Frequentemente o terrorismo recorre a ações de grande impacto. Contudo, seu objetivo maior é influenciar os espíritos; antes de tudo, ele visa a aterrorizar, e se distingue da criminalidade.
Invocando reivindicações políticas, de natureza social, econômica ou religiosa, o terrorismo:
- realiza-se apenas no âmbito internacional, enquanto a criminalidade é marcada pelo objetivo primeiro do ganho financeiro.
- realiza-se nacional e internacionalmente, enquanto a criminalidade é marcada pelo objetivo primeiro do ganho financeiro.
- realiza-se apenas no âmbito internacional, enquanto a criminalidade é marcada basicamente por objetivos ideológicos.
- realiza-se nacional e internacionalmente, enquanto a criminalidade é marcada basicamente por objetivos ideológicos.
Observe o mapa da distribuição dos drones (veículos aéreos não tripulados) norte-americanos na África e no Oriente Médio. Em suas declarações, o governo norte-americano justifica o uso dos drones, principalmente, como:
- proteção militar a países com importantes laços econômicos com os EUA, principalmente na área de minerais raros.
- necessidade de proteção às embaixadas e outras legações diplomáticas norte-americanas em países com trajetória comunista.
- meio de transporte para o envio de equipamentos militares ao Irã, com a finalidade de desmonte das atividades nucleares.

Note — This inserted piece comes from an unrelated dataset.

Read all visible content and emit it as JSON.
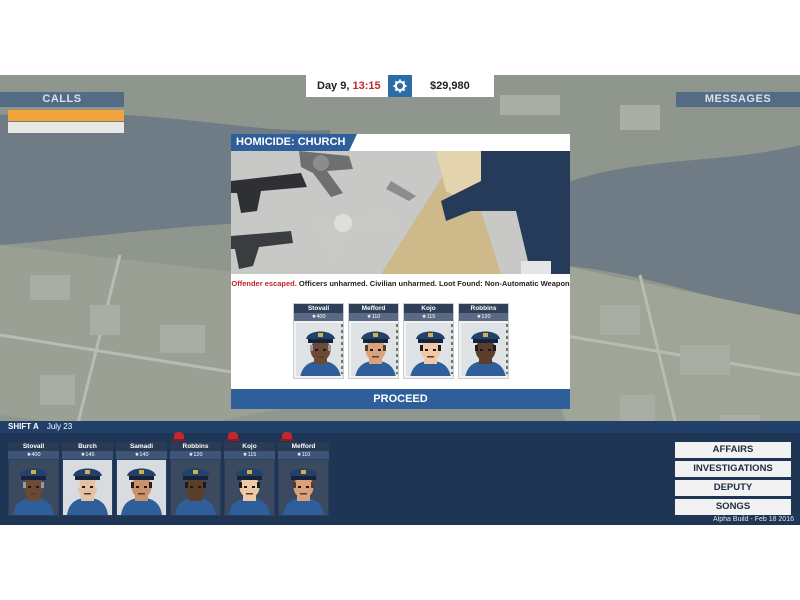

- um dos pilares da sua estratégia de combate ao terrorismo, principalmente em regiões com importante atuação tribal/terrorista.
- reforço para a megaoperação de espionagem, executada em 2013, que culminou com o asilo de Snowden na Rússia.
Após os atentados de 11 de setembro de 2001, o governo dos EUA aprovou uma série de medidas para proteger os cidadãos americanos da ameaça do terrorismo internacional. Entre as medidas adotadas estão:
- acordos de cooperação militar e tecnológica com países aliados; e a prisão imediata de árabes e muçulmanos que residissem nos EUA.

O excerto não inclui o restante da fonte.